É preferível ser roubado por piratas a aportar no Brasil
O primeiro ato de transgressão no Brasil está no seu "documento de identidade" que é a Carta de Pero Vaz de Caminha. Caminha escreveu ao chegar ao Brasil uma missiva rogando ao rei português D.Manoel, que dê uma mão para seu genro. Ele pede que o parente seja libertado do degredo em São Tomé por "furtos e extorsão a mão armada".
Tomé de Souza, o primeiro governador-geral do Brasil, estava liberado para praticar quaisquer tipos de transgressões. O rei D.João III, em 1548, o autorizou a fazer "dádivas a quaisquer pessoas", contanto que consolidasse o domínio lusitano em terras brasileiras.
O nascimento do abuso.
Mem de Sá, que foi governador-geral do Brasil entre 1558 e 1572, era acusado de abusar de sua posição. Traficantes de escravos que deixavam a costa africana em direção ao Rio da Prata eram obrigados a aportar no Rio de Janeiro para abastecer seus navios. Sabiam que no Rio de Janeiro acabariam coagidos a desembolsar uma determinada porcentagem de seus "bens" e entregá-lo ao governador-geral. Muitas vezes a autoridade subia a bordo e reservava para si os melhores escravizados e escravizadas.
Prefiro os piratas.
No século XVII, viajantes costumavam afirmar que era preferível ser roubado por piratas em alto-mar a aportar no Brasil, onde teriam de pagar propinas, taxas e ainda adular os governantes e grandes fazendeiros com todo tipo de presente.

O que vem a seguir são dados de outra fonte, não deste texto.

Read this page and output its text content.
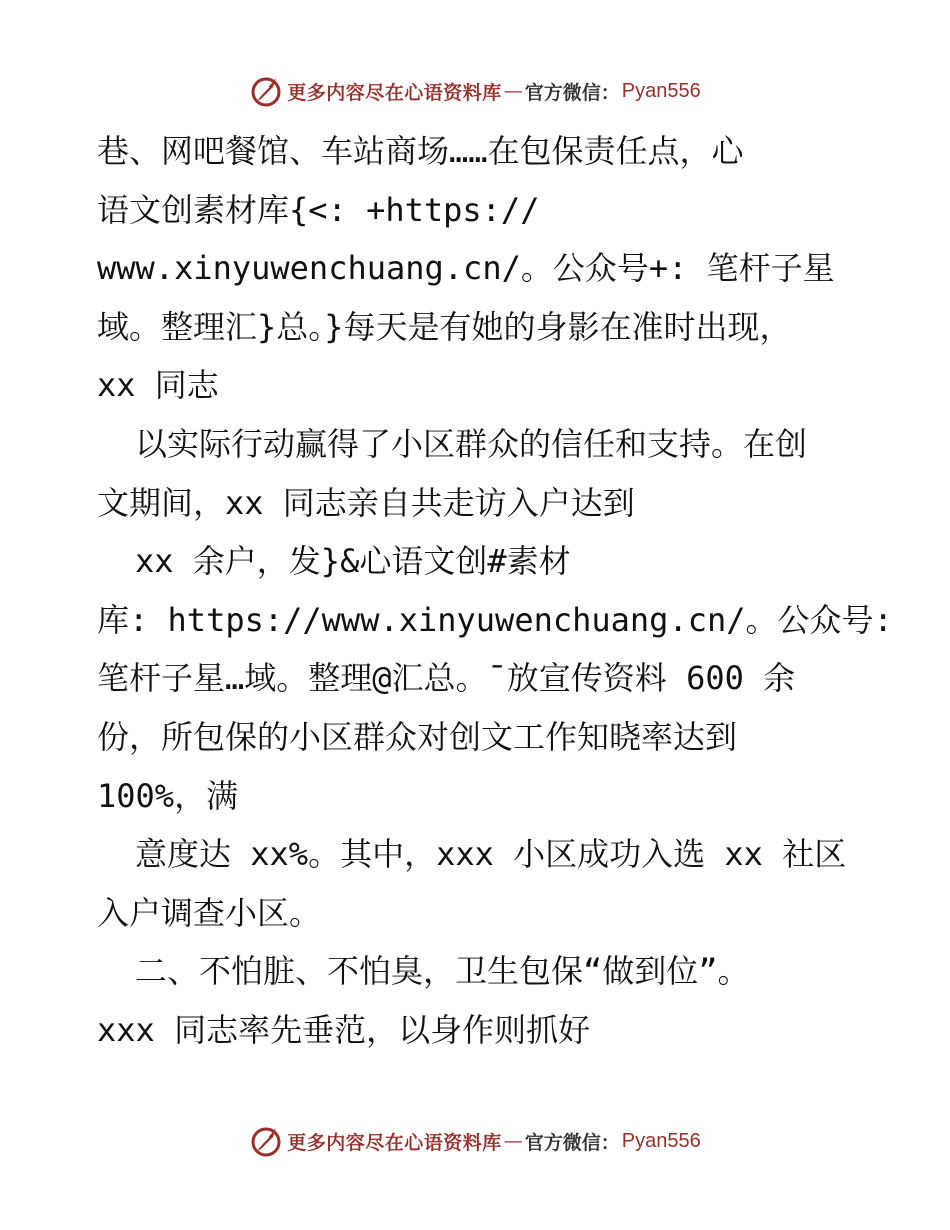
更多内容尽在心语资料库 — 官方微信： Pyan556
巷、网吧餐馆、车站商场……在包保责任点，心
语文创素材库{<: +https://
www.xinyuwenchuang.cn/。公众号+: 笔杆子星
域。整理汇}总。}每天是有她的身影在准时出现，
xx 同志
以实际行动赢得了小区群众的信任和支持。在创
文期间，xx 同志亲自共走访入户达到
xx 余户，发}&心语文创#素材
库: https://www.xinyuwenchuang.cn/。公众号:
笔杆子星…域。整理@汇总。¯放宣传资料 600 余
份，所包保的小区群众对创文工作知晓率达到
100%，满
意度达 xx%。其中，xxx 小区成功入选 xx 社区
入户调查小区。
二、不怕脏、不怕臭，卫生包保“做到位”。
xxx 同志率先垂范，以身作则抓好
更多内容尽在心语资料库 — 官方微信： Pyan556
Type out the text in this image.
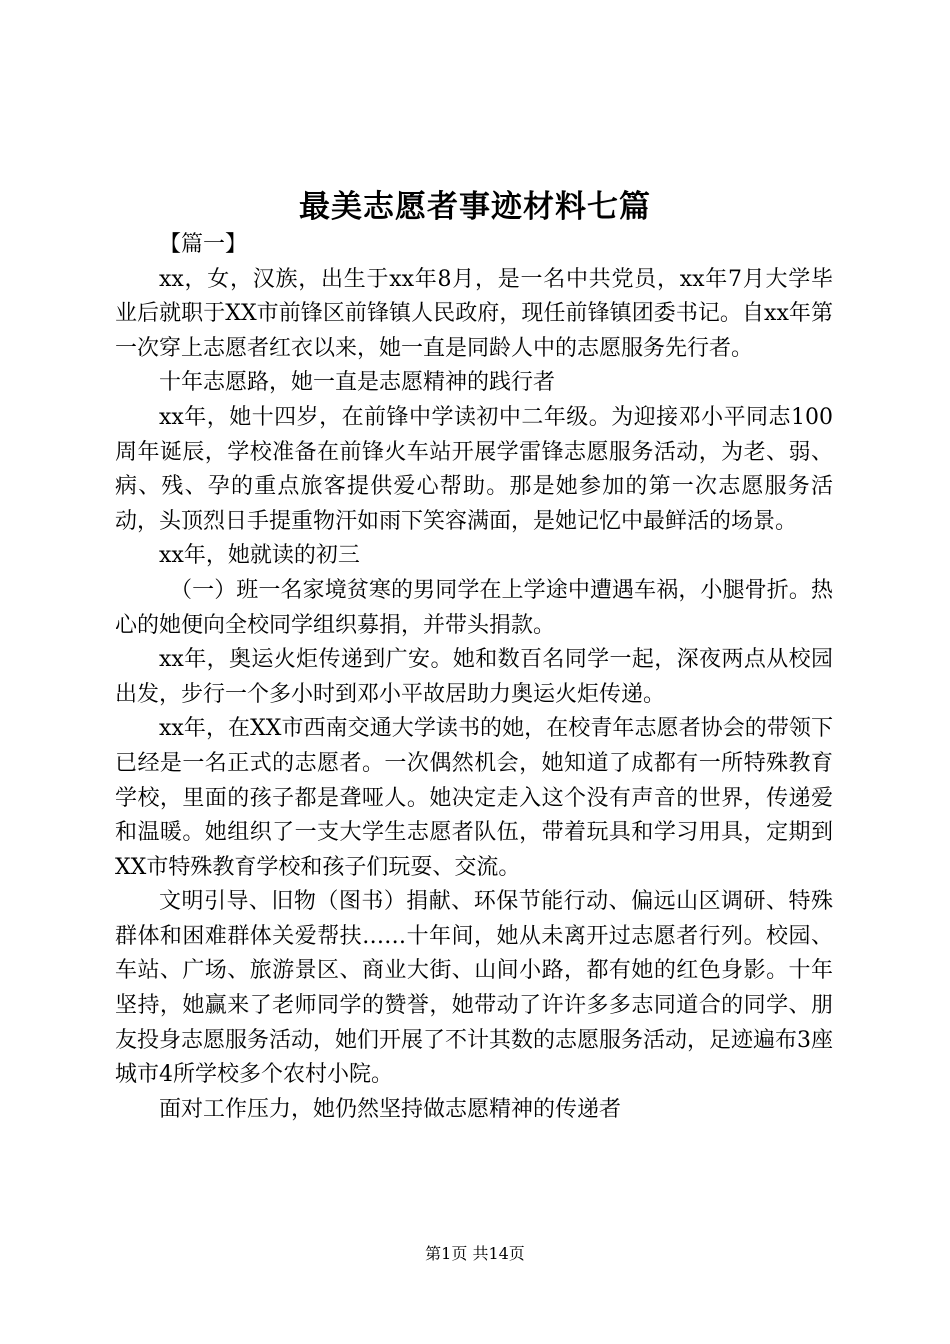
最美志愿者事迹材料七篇

【篇一】

xx，女，汉族，出生于xx年8月，是一名中共党员，xx年7月大学毕业后就职于XX市前锋区前锋镇人民政府，现任前锋镇团委书记。自xx年第一次穿上志愿者红衣以来，她一直是同龄人中的志愿服务先行者。

十年志愿路，她一直是志愿精神的践行者

xx年，她十四岁，在前锋中学读初中二年级。为迎接邓小平同志100周年诞辰，学校准备在前锋火车站开展学雷锋志愿服务活动，为老、弱、病、残、孕的重点旅客提供爱心帮助。那是她参加的第一次志愿服务活动，头顶烈日手提重物汗如雨下笑容满面，是她记忆中最鲜活的场景。

xx年，她就读的初三

（一）班一名家境贫寒的男同学在上学途中遭遇车祸，小腿骨折。热心的她便向全校同学组织募捐，并带头捐款。

xx年，奥运火炬传递到广安。她和数百名同学一起，深夜两点从校园出发，步行一个多小时到邓小平故居助力奥运火炬传递。

xx年，在XX市西南交通大学读书的她，在校青年志愿者协会的带领下已经是一名正式的志愿者。一次偶然机会，她知道了成都有一所特殊教育学校，里面的孩子都是聋哑人。她决定走入这个没有声音的世界，传递爱和温暖。她组织了一支大学生志愿者队伍，带着玩具和学习用具，定期到XX市特殊教育学校和孩子们玩耍、交流。

文明引导、旧物（图书）捐献、环保节能行动、偏远山区调研、特殊群体和困难群体关爱帮扶……十年间，她从未离开过志愿者行列。校园、车站、广场、旅游景区、商业大街、山间小路，都有她的红色身影。十年坚持，她赢来了老师同学的赞誉，她带动了许许多多志同道合的同学、朋友投身志愿服务活动，她们开展了不计其数的志愿服务活动，足迹遍布3座城市4所学校多个农村小院。

面对工作压力，她仍然坚持做志愿精神的传递者

第1页 共14页
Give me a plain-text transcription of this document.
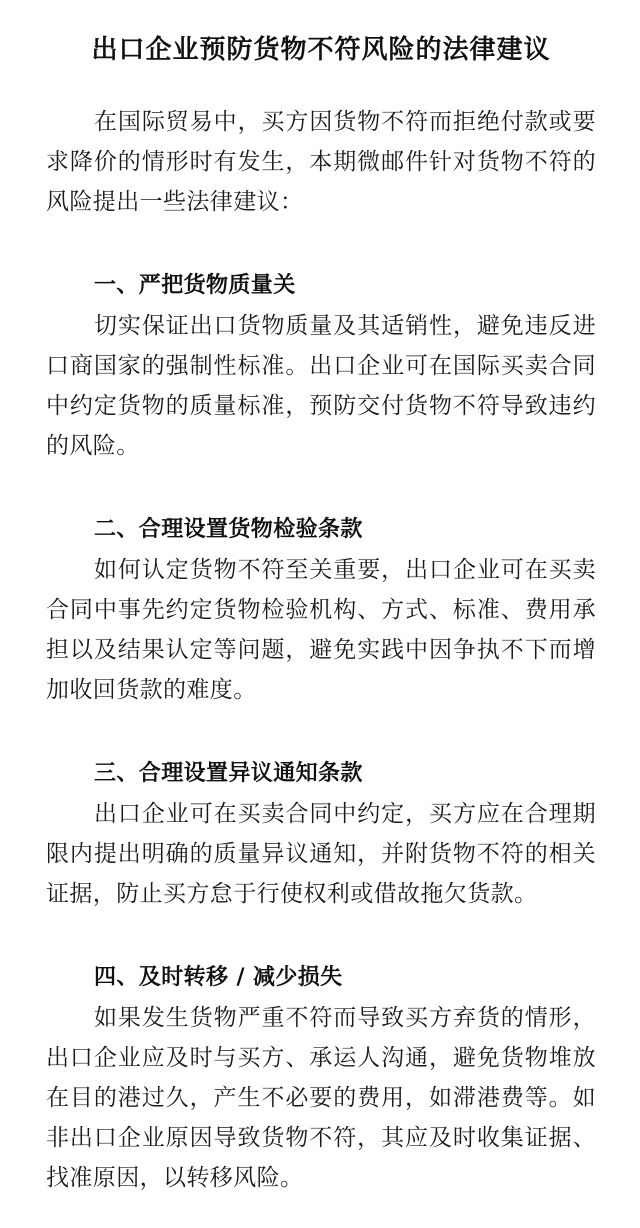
出口企业预防货物不符风险的法律建议

在国际贸易中，买方因货物不符而拒绝付款或要求降价的情形时有发生，本期微邮件针对货物不符的风险提出一些法律建议：

一、严把货物质量关

切实保证出口货物质量及其适销性，避免违反进口商国家的强制性标准。出口企业可在国际买卖合同中约定货物的质量标准，预防交付货物不符导致违约的风险。

二、合理设置货物检验条款

如何认定货物不符至关重要，出口企业可在买卖合同中事先约定货物检验机构、方式、标准、费用承担以及结果认定等问题，避免实践中因争执不下而增加收回货款的难度。

三、合理设置异议通知条款

出口企业可在买卖合同中约定，买方应在合理期限内提出明确的质量异议通知，并附货物不符的相关证据，防止买方怠于行使权利或借故拖欠货款。

四、及时转移 / 减少损失

如果发生货物严重不符而导致买方弃货的情形，出口企业应及时与买方、承运人沟通，避免货物堆放在目的港过久，产生不必要的费用，如滞港费等。如非出口企业原因导致货物不符，其应及时收集证据、找准原因，以转移风险。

É estranho descobrir que o termo "propina" nasce de uma prática benfazeja. Como Portugal só foi criar sua primeira biblioteca em 1797, criou o costume de retirar um exemplar de livro ou de jornal de cada edição para que ficasse guardado nessa biblioteca. Nada havia de ilegal. Ao contrário, a propina visava preservar a memória editorial do país atrasado. Só bem mais tarde foi criado o link com o ato de gratificar alguém de maneira incorreta.
Em Minas Gerais nasce o "santo do pau oco", o símbolo maior da "esperteza brasileira".
Em relatos de viajantes do século XVIII, um certo "jeitinho dos brasileiros" já chamava a atenção daqueles que percorriam as Minas Gerais. Narravam a surpresa da "esperteza dos brasileiros", que contrabandeavam cargas preciosas e misturavam variados tipos de pó com ouro para passar a impressão de que a produção era grande e assim conseguir maiores lucros. É desse período a expressão "santo do pau oco". O ouro surrupiado era escondido dentro de imagens de madeira de santos.
Uma terra de oportunidades... e de oportunistas.
A colonia era entendida em Portugal como uma terra de oportunidades. Afinal, no começo do Setecentos, nas Minas Gerais, com apenas um pouco de sorte era possível encontrar um bom veio de ouro e enriquecer do dia para a noite. Milhares de camponeses portugueses analfabetos ali fizeram fortuna, integraram a elite local e os mais ousados interferiram na política e na economia da capitania. Muitas lutas foram travadas pelos primeiros exploradores que enxergavam como intrusos -e oportunistas - os que chegavam recentemente de Portugal.
A sociedade sempre esteve divorciada dos governantes.
Havia um divórcio, claro, entre a sociedade e os governantes. A única atuação governamental notada, efetivamente, ocorria na hora da cobrança de impostos. De resto, a população administrava seus bens sem grande ingerência nas suas atividades e decisões. Criavam, portanto, um governo paralelo, no qual as práticas ilícitas tomavam parte fundamental no bom andamento dos negócios. De toda maneira, tais práticas continuaram e perseveraram...
O caso mais marcante do Brasil dos portugueses ocorre com a chegada de D.João, e sua tropa de nobres fugitivos e falidos. No dia em que ele desembarcou no Rio de Janeiro, em 1808, recebeu um "belo presente" de um traficante de escravos: a melhor casa da cidade, situada em um belo e vistoso terreno. "Ceder" a Quinta da Boa Vista, essa casa "doada" pelo traficante, assegurou a Elias Antônio Lopes o status de "amigo do rei", termo até hoje usado. Lopes não só viu sua fortuna aumentar rapidamente, como acumulou títulos de nobreza.